In the intervening 24 hours, Hollande is expected to try to fit in a visit to Berlin to see Merkel. Relations between the two leaders, whose countries are the heavyweights of the European Union, could be complicated by the fact that Merkel publicly supported Sarkozy’s reelection bid.

But the German leader is also aware that opposition to her insistence on austerity as the answer to Europe’s economic and financial ills is building across the region.

In Greece, the epicenter of the debt crisis, voters on Sunday abandoned mainstream parties who had agreed to unpopular cuts in return for bailout funds. Spain, Italy and other countries have also seen massive public protests against government austerity plans.

Hollande rode to victory on a wave of anger over austerity measures and a growing sense of inequality in France.

He has pledged to increase taxes on the wealthy by introducing a 75% tax rate on personal earnings that exceed $1.3 million a year, and to fix the salary of heads of state-owned companies to a maximum of 20 times the lowest-paid employee. He has also promised greater regulation of financial institutions and said he would force banks to split off their speculative operations.


One of Hollande’s first measures will be to live up to his reputation as “Monsieur Normal” and slash his own salary, and those of his ministers, by 30%, a measure that would put him in stark contrast to Sarkozy, who immediately increased his monthly paycheck upon coming to power.

But in spite of his public dislike of austerity and his calls for more emphasis on promoting growth and employment, Hollande is believed to have assured Germany that he will not be an economic loose cannon within the European Union.

Britain’s Guardian newspaper reported that it had obtained a confidential note from the German Embassy in Paris to Merkel’s office in Berlin, which said Hollande had reassured the Germans that he would not return to Keynesian tax-and-spend practices.

“Hollande is aware that right at the start of his term in office, he will have to spell out hard truths to the French,” the memo said, according to the Guardian. It added that Hollande expects to find France’s public finances in a worse situation than Sarkozy led his compatriots to believe.

In a nod to fiscal prudence, Hollande has promised to balance France’s books by the end of 2017, a feat that has not happened in 30 years. To that end, he is insistent that the budget deficit target of 3% of gross domestic product for next year must be reached.
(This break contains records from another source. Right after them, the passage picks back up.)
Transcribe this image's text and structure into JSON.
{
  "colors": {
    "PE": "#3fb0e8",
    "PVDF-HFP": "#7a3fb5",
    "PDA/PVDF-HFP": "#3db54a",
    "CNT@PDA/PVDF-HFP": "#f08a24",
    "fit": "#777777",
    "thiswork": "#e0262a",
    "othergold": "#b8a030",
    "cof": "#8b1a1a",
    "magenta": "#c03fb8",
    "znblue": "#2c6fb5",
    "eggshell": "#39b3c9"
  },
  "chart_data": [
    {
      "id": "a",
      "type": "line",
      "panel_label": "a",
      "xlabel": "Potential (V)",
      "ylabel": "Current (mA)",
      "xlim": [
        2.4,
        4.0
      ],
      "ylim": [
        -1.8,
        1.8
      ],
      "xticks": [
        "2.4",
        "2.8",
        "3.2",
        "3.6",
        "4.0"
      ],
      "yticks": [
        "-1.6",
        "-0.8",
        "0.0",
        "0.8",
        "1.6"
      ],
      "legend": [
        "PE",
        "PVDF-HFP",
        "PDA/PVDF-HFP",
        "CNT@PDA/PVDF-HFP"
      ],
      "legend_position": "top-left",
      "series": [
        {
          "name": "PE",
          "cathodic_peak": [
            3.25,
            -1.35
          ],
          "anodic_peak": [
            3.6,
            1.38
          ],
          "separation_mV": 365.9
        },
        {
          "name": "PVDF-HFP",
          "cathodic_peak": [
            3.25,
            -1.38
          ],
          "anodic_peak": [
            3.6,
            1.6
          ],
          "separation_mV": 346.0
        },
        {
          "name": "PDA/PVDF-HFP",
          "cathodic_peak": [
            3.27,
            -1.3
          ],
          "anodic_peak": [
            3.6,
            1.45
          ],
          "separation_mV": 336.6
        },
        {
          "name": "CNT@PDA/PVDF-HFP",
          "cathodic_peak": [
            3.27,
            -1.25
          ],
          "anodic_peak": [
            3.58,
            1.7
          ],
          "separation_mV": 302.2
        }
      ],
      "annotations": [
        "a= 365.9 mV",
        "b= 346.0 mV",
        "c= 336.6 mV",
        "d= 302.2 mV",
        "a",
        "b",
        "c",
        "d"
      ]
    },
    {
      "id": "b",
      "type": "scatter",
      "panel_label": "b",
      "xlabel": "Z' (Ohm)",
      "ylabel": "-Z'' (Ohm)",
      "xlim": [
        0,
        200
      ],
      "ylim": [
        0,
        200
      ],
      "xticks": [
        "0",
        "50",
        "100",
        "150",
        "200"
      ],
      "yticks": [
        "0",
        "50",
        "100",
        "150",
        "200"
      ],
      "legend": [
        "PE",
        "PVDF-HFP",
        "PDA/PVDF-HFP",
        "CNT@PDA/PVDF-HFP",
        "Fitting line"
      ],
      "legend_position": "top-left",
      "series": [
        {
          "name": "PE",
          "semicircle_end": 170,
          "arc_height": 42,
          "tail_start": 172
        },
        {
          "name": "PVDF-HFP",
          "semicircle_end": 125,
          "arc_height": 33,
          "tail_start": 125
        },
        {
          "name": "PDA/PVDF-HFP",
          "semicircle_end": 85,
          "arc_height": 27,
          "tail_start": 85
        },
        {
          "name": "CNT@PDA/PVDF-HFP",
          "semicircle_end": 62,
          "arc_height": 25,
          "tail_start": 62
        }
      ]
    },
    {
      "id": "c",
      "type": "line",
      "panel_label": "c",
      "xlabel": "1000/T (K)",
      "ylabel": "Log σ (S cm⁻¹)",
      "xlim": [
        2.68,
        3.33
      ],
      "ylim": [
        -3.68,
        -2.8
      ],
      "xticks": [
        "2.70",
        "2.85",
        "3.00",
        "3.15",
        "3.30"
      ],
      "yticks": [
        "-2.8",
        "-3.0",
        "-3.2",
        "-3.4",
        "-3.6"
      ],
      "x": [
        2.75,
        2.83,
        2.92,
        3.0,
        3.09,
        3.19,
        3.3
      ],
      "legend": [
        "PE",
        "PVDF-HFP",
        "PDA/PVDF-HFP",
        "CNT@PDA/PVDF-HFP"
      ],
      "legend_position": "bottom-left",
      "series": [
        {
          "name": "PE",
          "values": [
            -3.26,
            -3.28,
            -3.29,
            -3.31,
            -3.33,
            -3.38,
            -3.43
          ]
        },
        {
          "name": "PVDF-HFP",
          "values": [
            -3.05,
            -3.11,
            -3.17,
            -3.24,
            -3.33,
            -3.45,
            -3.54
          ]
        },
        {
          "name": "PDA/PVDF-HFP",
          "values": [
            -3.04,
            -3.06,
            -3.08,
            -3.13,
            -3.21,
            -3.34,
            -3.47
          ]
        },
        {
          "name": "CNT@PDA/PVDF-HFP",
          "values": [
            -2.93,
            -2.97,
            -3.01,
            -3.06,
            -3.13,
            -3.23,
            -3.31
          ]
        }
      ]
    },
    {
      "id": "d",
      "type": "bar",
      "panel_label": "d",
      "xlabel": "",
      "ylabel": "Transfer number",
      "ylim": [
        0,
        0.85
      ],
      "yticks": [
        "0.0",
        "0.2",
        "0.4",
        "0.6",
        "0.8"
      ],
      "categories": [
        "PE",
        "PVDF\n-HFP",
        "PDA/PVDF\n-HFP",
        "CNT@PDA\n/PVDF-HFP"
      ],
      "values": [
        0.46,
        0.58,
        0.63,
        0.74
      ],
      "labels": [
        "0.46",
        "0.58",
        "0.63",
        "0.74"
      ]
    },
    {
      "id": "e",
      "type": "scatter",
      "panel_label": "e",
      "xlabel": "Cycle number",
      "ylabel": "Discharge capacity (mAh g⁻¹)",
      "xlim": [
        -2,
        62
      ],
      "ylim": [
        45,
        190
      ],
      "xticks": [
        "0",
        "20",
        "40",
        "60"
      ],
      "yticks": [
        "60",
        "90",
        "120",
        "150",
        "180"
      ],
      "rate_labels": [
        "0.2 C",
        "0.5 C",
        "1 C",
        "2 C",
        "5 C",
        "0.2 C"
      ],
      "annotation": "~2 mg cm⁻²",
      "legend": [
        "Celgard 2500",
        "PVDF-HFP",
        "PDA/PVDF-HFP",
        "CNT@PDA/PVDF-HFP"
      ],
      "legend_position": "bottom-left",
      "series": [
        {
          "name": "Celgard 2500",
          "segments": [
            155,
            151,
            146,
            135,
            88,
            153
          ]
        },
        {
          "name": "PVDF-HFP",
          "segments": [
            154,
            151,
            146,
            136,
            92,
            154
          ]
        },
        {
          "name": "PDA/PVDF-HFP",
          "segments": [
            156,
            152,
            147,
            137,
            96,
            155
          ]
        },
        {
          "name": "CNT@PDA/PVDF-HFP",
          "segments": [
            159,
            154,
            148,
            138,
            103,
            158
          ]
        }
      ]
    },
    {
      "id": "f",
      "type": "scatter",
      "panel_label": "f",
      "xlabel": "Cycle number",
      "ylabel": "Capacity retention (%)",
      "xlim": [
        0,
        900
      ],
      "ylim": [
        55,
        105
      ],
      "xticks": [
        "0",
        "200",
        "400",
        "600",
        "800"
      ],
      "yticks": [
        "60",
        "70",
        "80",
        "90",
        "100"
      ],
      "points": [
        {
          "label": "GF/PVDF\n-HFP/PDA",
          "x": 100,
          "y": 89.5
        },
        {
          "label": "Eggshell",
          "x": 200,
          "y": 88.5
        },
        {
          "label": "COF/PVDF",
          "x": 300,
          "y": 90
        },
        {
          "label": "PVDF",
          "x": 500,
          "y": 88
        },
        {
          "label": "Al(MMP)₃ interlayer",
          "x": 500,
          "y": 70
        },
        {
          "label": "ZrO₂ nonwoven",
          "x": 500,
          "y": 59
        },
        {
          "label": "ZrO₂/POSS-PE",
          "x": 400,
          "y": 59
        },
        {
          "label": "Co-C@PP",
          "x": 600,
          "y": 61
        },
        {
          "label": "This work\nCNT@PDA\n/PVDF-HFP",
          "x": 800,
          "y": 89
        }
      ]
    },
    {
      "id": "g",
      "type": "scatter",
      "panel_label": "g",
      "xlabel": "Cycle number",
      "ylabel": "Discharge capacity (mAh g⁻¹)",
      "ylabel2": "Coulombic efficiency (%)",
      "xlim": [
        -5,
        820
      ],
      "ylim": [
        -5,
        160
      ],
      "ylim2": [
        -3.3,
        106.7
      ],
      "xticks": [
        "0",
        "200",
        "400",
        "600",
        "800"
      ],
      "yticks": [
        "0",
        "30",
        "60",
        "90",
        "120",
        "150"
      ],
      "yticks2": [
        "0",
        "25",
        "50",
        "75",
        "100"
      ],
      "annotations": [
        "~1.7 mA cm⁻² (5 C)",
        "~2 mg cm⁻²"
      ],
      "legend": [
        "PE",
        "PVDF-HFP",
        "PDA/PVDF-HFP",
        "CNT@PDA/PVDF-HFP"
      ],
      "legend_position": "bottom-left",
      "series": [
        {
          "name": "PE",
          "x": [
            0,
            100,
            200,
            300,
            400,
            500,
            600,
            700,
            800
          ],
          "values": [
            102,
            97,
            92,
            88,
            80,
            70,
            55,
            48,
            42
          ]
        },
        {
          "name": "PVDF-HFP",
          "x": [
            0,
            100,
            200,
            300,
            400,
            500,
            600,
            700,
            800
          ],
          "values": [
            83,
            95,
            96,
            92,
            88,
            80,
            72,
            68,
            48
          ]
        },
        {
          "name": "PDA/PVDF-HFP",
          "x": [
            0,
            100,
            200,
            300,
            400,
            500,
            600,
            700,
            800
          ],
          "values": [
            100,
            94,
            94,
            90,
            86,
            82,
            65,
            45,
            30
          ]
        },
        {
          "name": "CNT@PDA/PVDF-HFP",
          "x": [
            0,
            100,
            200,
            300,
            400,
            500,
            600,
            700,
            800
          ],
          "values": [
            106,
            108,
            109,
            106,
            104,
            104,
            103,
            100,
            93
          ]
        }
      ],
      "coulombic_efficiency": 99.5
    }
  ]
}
Simon Tilford, chief economist for the London-based Center for European Reform, said that any shift in European economic policy, led by Hollande, would probably come in the medium term.
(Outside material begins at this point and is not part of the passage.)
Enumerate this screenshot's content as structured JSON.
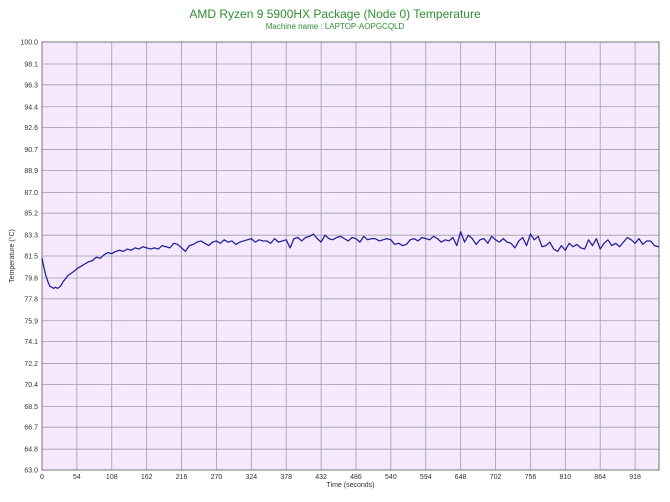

“I don’t think he’s going to come out tomorrow and say, ‘Right, there’s going to be a fundamental reassessment of the strategy,’ ” Tilford said.
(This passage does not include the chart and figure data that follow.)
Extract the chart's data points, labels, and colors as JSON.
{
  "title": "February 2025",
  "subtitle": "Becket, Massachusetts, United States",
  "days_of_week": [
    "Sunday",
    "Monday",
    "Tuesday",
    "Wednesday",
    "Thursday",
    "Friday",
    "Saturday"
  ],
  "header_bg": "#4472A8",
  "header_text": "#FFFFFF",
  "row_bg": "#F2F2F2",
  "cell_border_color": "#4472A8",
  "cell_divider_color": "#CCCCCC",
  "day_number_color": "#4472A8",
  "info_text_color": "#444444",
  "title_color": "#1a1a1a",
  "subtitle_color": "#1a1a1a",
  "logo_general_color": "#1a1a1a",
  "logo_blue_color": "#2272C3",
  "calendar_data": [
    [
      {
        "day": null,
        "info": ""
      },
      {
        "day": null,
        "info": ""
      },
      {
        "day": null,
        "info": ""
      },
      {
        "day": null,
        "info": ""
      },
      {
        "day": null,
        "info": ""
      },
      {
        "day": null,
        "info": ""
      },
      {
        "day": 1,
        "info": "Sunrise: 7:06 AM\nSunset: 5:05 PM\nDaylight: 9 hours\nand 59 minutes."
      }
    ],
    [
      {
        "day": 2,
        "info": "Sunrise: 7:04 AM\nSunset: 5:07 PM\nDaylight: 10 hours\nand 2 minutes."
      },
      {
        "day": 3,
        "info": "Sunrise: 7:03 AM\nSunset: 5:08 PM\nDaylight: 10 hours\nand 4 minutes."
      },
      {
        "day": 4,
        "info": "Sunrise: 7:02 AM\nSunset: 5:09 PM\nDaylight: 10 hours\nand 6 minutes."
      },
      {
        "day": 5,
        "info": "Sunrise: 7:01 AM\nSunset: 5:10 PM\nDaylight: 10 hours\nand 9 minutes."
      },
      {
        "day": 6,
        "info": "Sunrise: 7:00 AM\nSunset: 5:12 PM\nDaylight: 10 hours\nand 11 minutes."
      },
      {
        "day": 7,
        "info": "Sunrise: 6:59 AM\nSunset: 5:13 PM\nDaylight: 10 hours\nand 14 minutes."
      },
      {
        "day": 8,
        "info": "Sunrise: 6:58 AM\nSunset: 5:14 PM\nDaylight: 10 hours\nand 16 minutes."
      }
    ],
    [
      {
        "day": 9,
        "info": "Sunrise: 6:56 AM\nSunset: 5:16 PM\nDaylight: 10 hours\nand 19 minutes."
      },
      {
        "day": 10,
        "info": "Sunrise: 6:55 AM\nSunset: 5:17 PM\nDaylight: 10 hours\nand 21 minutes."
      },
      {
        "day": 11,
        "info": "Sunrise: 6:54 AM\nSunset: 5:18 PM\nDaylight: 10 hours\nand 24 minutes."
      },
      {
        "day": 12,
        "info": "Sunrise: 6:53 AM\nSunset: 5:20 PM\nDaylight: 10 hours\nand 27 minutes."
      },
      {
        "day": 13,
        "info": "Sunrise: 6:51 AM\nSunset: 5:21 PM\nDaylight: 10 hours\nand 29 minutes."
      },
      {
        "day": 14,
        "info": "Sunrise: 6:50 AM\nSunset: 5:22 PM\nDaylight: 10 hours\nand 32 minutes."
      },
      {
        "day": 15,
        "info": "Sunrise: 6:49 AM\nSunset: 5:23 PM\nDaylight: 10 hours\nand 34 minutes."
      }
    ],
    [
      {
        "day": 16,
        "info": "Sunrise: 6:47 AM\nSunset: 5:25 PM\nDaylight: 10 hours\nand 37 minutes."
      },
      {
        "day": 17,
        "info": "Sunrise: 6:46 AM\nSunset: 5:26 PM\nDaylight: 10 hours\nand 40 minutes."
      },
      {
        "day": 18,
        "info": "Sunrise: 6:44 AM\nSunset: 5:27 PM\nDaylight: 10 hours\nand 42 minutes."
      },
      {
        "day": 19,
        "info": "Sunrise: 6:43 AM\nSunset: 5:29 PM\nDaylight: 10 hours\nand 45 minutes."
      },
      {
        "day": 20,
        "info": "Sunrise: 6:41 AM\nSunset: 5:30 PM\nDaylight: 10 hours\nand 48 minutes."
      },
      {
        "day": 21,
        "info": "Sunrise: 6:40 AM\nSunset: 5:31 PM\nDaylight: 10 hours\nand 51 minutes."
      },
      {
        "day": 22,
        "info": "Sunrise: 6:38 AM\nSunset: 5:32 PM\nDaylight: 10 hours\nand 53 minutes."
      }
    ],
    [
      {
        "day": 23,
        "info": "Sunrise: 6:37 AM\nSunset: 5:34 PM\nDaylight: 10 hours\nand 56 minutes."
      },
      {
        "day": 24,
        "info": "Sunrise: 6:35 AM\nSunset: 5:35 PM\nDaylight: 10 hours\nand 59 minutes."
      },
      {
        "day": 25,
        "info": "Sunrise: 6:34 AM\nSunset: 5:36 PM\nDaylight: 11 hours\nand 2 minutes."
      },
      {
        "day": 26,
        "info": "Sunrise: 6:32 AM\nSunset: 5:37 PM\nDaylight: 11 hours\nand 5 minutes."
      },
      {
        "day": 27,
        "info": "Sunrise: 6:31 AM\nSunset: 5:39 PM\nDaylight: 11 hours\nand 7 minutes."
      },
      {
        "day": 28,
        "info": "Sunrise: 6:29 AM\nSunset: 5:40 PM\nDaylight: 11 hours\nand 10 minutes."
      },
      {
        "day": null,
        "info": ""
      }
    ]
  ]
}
“Hollande will initially have a softly, softly approach to Germany. He’s going to attempt a fairly conciliatory approach,” Tilford said. “Once that’s rebuffed and the French economy deteriorates and the south [Spain and Italy] slides into ever-deeper crisis, then we will see a broader-based challenge to the German hegemony.”

For Sarkozy, Sunday’s vote was a massive rejection of him as a politician and a person. Sarkozy was the most unpopular French president to seek reelection, a leader derided for his showily glamorous lifestyle.

He will now struggle to hold together his right-of-center UMP party in the run-up to legislative elections in June. Even before his defeat, there was jostling in the party ranks by those lining up to lead, with an eye to the 2017 presidential election.


Willsher is a special correspondent. Times staff writers Henry Chu in London and Ricardo Lopez in Los Angeles contributed to this report.